Esta edição de "A barca dos homens" põe o público leitor de Autran Dourado de novo em contato com um livro extraordinário esgotado há muito.
Dentre toda a obra de Autran, o romance se impõe como um marco fundamental. Depois dos livros da juventude, a que denominou "novelas de aprendizado", Autran deu um primeiro "salto de qualidade" com o romance "Tempo de amar" (1952), amadurecendo em definitivo com este "A barca dos homens" (1961). Aqui, o domínio da técnica narrativa é assegurado, em sua plenitude, por uma hábil construção do enredo acompanhada de uma linguagem densa, de contornos nítidos, porém vazada num contexto misterioso, cheio de subentendidos.
Grande parte dos sucessos e episódios do romance são vistos pelos olhos de um indivíduo retardado, o Fortunato, cuja psicologia primitiva, perturbada e perturbadora, serve de contraste às mentes lógicas e racionais dos adultos em geral.
E esse contraste não é o único do romance. Ao passo que Fortunato tem uma vida própria que não aparece aos outros (o leitor se apercebe da intimidade dele por meio de parágrafos soltos, intercalados na segunda parte do livro), é a vida desses outros que pontua os seus comentários íntimos, em seus delírios alucinados e deambulatórios. O romance, a partir mesmo do título, tem todo o sentido de travessia, de passagem pela vida, e pode ser lido como a crônica da destruição progressiva do casamento de Maria e Godofredo. Sente o leitor, a cada instante, o drama de duas criaturas vivendo juntas sem amor, sem o carinho e o respeito mútuos que alicerçam uma união.

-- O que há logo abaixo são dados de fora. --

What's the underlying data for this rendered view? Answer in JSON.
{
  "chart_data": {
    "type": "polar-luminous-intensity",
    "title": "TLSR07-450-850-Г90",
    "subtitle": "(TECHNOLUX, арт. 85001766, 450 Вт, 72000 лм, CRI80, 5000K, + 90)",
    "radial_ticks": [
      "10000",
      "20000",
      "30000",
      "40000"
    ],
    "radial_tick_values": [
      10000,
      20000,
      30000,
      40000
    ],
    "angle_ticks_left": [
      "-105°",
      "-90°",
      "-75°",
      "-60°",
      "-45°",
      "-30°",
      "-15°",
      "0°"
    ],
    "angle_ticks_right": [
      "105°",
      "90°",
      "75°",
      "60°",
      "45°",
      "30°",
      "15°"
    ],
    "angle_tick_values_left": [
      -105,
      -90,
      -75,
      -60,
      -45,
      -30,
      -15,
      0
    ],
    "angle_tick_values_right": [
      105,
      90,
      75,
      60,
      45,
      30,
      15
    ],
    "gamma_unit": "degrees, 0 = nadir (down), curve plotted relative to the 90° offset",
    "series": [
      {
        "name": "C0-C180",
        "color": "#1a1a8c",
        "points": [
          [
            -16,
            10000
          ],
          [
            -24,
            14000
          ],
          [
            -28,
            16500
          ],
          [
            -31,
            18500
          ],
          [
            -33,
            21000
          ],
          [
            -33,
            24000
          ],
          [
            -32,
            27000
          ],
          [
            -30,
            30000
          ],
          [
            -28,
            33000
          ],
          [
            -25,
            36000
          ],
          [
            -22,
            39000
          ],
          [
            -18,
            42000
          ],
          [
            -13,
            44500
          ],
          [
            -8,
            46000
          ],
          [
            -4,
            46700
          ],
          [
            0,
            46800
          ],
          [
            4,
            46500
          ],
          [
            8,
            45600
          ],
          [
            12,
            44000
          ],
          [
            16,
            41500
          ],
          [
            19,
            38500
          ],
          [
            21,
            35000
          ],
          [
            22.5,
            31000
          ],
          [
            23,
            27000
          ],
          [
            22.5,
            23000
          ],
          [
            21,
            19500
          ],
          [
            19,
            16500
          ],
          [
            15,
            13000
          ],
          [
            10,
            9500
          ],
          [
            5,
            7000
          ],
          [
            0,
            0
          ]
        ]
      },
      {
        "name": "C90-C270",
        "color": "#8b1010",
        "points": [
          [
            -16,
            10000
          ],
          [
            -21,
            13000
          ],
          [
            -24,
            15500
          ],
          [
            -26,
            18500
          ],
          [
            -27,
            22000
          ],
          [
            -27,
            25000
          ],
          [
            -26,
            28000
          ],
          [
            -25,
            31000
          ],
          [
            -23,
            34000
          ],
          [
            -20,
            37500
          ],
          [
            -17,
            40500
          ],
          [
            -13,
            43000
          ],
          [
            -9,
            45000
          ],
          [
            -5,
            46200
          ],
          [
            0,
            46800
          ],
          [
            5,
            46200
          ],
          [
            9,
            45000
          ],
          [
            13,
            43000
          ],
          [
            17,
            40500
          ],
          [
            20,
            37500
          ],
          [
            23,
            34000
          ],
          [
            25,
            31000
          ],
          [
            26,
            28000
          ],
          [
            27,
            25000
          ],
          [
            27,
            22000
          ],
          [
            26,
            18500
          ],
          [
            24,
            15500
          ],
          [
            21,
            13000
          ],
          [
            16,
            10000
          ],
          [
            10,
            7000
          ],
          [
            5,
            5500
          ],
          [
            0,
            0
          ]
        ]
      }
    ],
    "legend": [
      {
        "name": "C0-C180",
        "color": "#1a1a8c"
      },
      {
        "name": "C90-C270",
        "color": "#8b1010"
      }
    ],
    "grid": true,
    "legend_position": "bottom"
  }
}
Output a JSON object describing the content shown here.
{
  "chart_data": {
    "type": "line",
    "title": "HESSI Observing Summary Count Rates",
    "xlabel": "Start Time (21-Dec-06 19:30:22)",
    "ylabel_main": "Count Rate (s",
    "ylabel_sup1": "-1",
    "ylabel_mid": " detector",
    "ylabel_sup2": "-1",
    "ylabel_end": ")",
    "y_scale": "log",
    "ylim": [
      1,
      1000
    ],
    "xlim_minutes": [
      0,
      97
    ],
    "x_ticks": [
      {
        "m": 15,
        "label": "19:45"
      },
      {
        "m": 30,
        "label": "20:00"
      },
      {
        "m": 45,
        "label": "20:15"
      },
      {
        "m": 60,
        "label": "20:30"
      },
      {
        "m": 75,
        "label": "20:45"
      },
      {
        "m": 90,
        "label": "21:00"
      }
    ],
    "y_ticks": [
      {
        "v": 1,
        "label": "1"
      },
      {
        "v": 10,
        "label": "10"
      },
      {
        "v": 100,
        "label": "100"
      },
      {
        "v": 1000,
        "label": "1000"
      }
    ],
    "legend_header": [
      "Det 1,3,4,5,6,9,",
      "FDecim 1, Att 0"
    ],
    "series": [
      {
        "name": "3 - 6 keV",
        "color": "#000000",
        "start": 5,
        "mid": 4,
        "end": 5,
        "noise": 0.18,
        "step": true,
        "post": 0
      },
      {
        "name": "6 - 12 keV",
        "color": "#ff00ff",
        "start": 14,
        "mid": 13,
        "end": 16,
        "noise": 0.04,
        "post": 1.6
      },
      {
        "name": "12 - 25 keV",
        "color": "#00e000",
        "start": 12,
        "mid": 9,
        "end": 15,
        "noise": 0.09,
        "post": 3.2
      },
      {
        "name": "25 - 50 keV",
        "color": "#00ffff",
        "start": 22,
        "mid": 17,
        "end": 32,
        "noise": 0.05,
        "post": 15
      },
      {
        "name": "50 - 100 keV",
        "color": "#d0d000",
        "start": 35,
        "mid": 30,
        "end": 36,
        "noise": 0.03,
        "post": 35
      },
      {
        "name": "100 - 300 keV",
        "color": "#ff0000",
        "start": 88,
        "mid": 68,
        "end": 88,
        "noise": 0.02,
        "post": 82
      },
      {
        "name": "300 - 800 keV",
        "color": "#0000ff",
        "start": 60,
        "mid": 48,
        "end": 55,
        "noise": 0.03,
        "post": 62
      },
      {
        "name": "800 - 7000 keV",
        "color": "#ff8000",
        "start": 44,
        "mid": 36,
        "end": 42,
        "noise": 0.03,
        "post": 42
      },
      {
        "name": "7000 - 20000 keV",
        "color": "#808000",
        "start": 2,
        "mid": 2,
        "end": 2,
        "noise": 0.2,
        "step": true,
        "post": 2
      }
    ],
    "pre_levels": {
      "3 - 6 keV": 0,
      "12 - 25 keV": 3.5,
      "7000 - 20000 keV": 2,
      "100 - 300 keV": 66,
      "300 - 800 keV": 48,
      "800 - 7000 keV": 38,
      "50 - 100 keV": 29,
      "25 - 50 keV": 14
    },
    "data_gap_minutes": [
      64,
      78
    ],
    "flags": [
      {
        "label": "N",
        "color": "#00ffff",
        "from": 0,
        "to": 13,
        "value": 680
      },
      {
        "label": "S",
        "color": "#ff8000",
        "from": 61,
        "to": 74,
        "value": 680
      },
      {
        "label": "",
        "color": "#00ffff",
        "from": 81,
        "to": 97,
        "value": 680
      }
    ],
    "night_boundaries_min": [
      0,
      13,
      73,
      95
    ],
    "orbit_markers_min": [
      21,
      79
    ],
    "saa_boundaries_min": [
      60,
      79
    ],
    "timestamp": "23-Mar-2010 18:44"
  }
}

E nessas circunstâncias avulta a presença de Fortunato, com sua expressão custosa de poucas palavras, sua percepção intuitiva bem próxima à das crianças. Em todo o drama das pessoas que com ele convivem, ele tem sempre uma parte, é um fator de insegurança justamente pelo contraste que apresenta. Com "A barca dos homens" Autran Dourado realizou um romance que prefigura com sucesso a sua esplêndida obra posterior.